15. Children's Privacy

harbingerstandard.com is a general-interest news publication for adult audiences and is not directed at children under the age of 16. We do not knowingly collect personal data from children. If you believe that we have inadvertently collected data from a child under 16, please notify us immediately at support@harbingerpressmedia.com and we will take prompt steps to delete such data.

16. Changes to This Privacy Policy

We may update this Privacy Policy periodically to reflect changes in our data processing practices, applicable law, or the services we offer. The date of the most recent revision is indicated at the top of this Policy. For material changes, we will take reasonable steps to provide prominent notice, such as a banner notification on the Website. Your continued use of harbingerstandard.com following the posting of a revised Privacy Policy constitutes your acceptance of the revised Policy to the extent permitted by applicable law.

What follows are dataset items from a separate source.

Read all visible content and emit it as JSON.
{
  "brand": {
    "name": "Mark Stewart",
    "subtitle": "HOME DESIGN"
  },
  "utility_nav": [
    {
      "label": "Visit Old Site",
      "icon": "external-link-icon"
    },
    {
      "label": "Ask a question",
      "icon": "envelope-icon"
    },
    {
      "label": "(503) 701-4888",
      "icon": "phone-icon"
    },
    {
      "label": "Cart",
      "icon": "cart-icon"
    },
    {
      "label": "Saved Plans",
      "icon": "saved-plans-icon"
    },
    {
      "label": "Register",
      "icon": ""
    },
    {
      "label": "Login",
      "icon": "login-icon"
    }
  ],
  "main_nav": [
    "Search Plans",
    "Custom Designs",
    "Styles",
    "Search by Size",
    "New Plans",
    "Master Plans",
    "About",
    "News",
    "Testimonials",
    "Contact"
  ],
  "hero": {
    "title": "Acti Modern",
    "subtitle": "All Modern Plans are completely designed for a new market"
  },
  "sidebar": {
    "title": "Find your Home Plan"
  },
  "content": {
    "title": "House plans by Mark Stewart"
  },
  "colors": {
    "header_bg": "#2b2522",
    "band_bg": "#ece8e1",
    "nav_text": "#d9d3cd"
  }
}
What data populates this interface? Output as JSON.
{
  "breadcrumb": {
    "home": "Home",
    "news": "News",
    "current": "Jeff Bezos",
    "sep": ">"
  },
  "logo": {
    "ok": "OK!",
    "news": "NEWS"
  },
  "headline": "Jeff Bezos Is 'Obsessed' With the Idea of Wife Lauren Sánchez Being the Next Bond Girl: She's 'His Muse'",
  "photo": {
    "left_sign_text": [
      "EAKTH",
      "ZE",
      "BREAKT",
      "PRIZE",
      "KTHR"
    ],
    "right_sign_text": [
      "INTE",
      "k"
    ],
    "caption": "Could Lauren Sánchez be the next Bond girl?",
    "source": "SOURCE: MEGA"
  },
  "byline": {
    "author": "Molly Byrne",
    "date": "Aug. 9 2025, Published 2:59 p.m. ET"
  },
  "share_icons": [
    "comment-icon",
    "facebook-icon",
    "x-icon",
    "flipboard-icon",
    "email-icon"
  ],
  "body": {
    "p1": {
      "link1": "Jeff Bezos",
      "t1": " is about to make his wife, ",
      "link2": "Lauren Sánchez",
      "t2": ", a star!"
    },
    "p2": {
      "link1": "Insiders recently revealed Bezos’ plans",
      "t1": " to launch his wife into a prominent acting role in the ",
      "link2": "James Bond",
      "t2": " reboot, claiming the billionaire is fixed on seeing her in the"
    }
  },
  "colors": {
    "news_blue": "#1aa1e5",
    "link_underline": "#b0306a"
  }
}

17. Contact and Data Subject Requests

For all privacy-related inquiries, to exercise any of your data subject rights, or to submit a complaint, please contact:
Harbinger Bros. LLC
1309 Coffeen Avenue, Sheridan, WY 82801, United States
Email: support@harbingerpressmedia.com

Please include sufficient detail to enable us to identify the subject of your request and to verify your identity. We will acknowledge all requests promptly and respond substantively within the applicable legal deadline.